= Cherrylog Road =

1963 poem by James Dickey

"Cherrylog Road" is a poem by James Dickey. Written in 1963, this is one of his more well-known poems. It first appeared in the October 1963 edition of The New Yorker but was also included in several collections of his poetry, including Helmets: Poems (1964), Poems, 1957–1967 (1967), The Whole Motion (1992), and James Dickey: The Selected Poems (1998).

== Themes and critical analysis ==

This poem follows a male speaker who is meeting a forbidden lover in a junkyard. According to the critical analysis of his poetry as a whole, Dickey's writing is comparable to that of Robert Lowell, especially when examining "Cherrylog Road." Dickey's poems usually relate to themes of self-hatred and self-pity, and almost always contain language relating to the American South, which is clear to see in this poem. Dickey pushes the poetic narrative and chooses to explore different poetic personas in poems like this and the others included in Poems, 1957–1967. The persona associated with his work in "Cherrylog Road" is that of a rebellious and sexual young man, which can be seen throughout multiple poems in that collection. One repeating motif throughout his poems is his use of comparing human and animal relations. Dickey continually attempts to use that comparison to balance the feelings of exultation and pure terror.

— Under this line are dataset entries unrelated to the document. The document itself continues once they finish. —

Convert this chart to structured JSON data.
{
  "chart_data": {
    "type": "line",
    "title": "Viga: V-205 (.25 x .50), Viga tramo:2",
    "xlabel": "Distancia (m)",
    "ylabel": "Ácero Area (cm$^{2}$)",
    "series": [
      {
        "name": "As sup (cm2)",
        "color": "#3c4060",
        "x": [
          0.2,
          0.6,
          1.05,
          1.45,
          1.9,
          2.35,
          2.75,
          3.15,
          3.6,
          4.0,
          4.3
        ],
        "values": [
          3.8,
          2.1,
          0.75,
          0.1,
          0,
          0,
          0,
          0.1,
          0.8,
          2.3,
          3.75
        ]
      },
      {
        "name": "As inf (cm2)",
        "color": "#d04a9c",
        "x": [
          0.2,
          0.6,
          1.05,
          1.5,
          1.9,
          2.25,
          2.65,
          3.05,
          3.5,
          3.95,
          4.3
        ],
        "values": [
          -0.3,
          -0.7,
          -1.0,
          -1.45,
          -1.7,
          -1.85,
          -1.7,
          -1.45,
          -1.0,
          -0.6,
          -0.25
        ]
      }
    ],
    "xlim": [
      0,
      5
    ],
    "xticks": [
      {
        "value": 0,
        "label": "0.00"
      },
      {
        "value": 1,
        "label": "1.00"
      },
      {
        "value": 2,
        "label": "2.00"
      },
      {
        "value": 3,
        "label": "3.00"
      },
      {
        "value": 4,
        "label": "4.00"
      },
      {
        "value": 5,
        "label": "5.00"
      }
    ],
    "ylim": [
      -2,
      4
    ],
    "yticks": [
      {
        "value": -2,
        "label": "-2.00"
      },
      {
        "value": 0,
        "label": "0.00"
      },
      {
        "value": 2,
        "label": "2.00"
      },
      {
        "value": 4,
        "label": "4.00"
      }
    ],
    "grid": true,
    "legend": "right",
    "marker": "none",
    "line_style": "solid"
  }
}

Another piece of imagery which carries much weight in this poem is the car in which the two lovers meet in the junkyard. The car that appears as part of the narrative in "Cherrylog Road" has certainly been a subject of interest for critical review. In this poem, Dickey is able to manipulate the reader into believing that they are in this intimate space with him and the secondary character in the piece, Doris Holbrook. The car lets us into this tight space with the speaker, allowing us to better understand him and how he is "wild to be wreckage forever." The car is used to showcase psychological and sexual closeness.